As the above illustrates, Egan, like most Irish barristers of the time, was rarely short of a riposte.. On one occasion, alluding to the eloquent address of his opponent, a dark-visaged learned gentleman, Egan requested the jury “not to be carried away by the dark oblivion of a learned friend’s brow.”
“How can you use such balderdash?” remarked the studied lawyer. “It may be balderdash,” replied Egan, “but it depends on how it is said, for it was very well for the jury.”

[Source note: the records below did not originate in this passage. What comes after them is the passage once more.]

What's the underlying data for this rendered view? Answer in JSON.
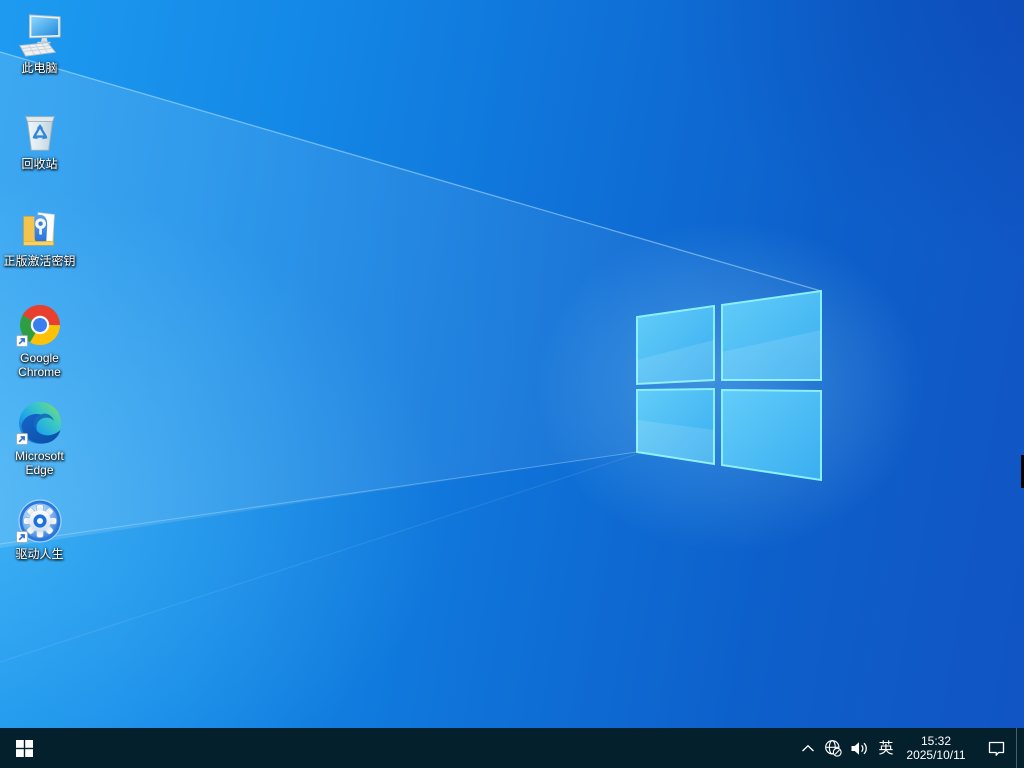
{
  "desktop": {
    "icons": [
      {
        "id": "this-pc",
        "label": "此电脑"
      },
      {
        "id": "recycle-bin",
        "label": "回收站"
      },
      {
        "id": "activation-key-folder",
        "label": "正版激活密钥"
      },
      {
        "id": "google-chrome",
        "label": "Google Chrome"
      },
      {
        "id": "microsoft-edge",
        "label": "Microsoft Edge"
      },
      {
        "id": "driver-life",
        "label": "驱动人生"
      }
    ]
  },
  "taskbar": {
    "start": {
      "icon": "windows-logo"
    },
    "tray": {
      "hidden_icons_icon": "chevron-up",
      "network_icon": "globe-no-internet",
      "volume_icon": "speaker-with-waves",
      "ime_language": "英",
      "clock": {
        "time": "15:32",
        "date": "2025/10/11"
      },
      "action_center_icon": "notification-bubble"
    }
  },
  "colors": {
    "taskbar_bg": "#05202d",
    "wallpaper_light": "#1e9bf0",
    "wallpaper_deep": "#1154c3",
    "flag_pane": "#4cbcf4",
    "flag_edge": "#8af0ff",
    "chrome_red": "#e8402f",
    "chrome_yellow": "#fdc107",
    "chrome_green": "#2f9e41",
    "chrome_blue": "#3b7ef0"
  }
}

On another occasion, having exhausted the usual vocabulary of vituperation, he concluded by describing the defendant as “a most non-frequented villain.” “What in the world do you mean by that?” whispered his astonished junior. “I have no idea,” responded Egan; “but I think it sounds well.”

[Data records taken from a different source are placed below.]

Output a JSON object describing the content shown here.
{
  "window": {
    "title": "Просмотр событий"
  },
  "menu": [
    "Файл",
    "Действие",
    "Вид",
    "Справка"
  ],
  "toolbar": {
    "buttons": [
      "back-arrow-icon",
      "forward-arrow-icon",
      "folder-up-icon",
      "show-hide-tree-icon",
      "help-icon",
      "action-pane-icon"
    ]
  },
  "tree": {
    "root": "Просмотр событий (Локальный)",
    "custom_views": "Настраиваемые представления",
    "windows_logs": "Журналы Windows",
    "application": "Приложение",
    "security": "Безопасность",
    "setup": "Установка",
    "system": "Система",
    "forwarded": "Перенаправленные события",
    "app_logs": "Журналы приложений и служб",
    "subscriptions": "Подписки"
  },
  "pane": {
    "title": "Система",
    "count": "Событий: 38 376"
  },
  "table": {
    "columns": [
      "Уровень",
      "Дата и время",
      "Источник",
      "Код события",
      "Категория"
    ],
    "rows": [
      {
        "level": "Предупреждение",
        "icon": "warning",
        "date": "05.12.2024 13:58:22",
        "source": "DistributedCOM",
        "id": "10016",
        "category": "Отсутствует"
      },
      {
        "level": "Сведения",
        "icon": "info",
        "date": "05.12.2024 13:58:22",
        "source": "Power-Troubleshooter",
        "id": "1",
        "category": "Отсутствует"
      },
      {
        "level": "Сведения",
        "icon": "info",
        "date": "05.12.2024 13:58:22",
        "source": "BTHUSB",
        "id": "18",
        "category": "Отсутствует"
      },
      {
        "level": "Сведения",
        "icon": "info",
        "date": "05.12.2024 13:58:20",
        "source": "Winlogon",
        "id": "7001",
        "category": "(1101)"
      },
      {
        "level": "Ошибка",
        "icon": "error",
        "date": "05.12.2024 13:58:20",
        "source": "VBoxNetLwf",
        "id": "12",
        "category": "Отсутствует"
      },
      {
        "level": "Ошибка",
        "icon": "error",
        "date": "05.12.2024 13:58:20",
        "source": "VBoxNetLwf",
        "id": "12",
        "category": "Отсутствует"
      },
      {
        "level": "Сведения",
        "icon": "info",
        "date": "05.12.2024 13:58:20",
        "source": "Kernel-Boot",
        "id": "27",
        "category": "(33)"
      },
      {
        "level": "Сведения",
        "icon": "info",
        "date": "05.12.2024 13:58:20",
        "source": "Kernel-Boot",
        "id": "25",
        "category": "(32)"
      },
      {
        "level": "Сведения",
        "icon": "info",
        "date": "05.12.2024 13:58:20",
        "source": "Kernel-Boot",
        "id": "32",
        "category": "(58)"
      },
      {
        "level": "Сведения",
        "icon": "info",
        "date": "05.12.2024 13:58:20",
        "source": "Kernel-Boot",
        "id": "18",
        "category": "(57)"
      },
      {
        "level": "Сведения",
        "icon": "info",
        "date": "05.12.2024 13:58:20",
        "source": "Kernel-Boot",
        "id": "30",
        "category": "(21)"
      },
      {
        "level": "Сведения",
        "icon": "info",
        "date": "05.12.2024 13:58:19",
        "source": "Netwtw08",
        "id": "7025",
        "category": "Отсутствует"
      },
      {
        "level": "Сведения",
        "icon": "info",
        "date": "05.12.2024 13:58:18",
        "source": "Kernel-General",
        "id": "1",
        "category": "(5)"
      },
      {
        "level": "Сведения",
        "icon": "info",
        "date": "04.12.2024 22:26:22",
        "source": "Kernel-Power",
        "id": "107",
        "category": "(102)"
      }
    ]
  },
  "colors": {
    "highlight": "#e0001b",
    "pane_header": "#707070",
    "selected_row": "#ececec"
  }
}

Egan did however come off the worst in a verbal conflict with his old adversary the Master of the Rolls, when he observed, “if the latter did not leave off his abuse, he would put him in his pocket,” in allusion to his being a small man. “If you do so,” replied the Master, “you will then have more law in your pocket than you ever had in your head.”
Egan was on the right side of history more than once. In ’92 he presented a petition to the Irish parliament for some little concession to the Roman Catholics which was, alas flung from the table with contempt, with only two voting for it.
Egan also held the chairmanship of Kilmainham at the time that the government were using their utmost endeavours to pass the Act of Union, and, of course, expected to be deprived of his office if he should oppose it. However, when the time for the division had arrived, his love of country preponderating over his love of self, he voted against the measure, exultingly exclaiming, “Ireland forever! and Kilmainham to the devil!”
Perhaps because of his popularity with the public, or because of his dueling record, Bully never lost his office as a result.”
Sources: the Dundee Evening Telegraph, 4 March 1879, the Era, 2 May 1841, the Athlone Sentinel, 7 January 1842, the Freeman’s Journal, 12 November 1842, the Warder and Dublin Weekly Mail, 2 June 1843, the Dublin Evening Mail 3 March 1847, the Dundee Evening Telegraph 4 March 1879, Country Life, 6 April 1901, the Irish Independent, 15 April 1905, the Kerryman, 28 June 1906 and the General Advertiser for Dublin and all Ireland, Saturday, 19 May 1923.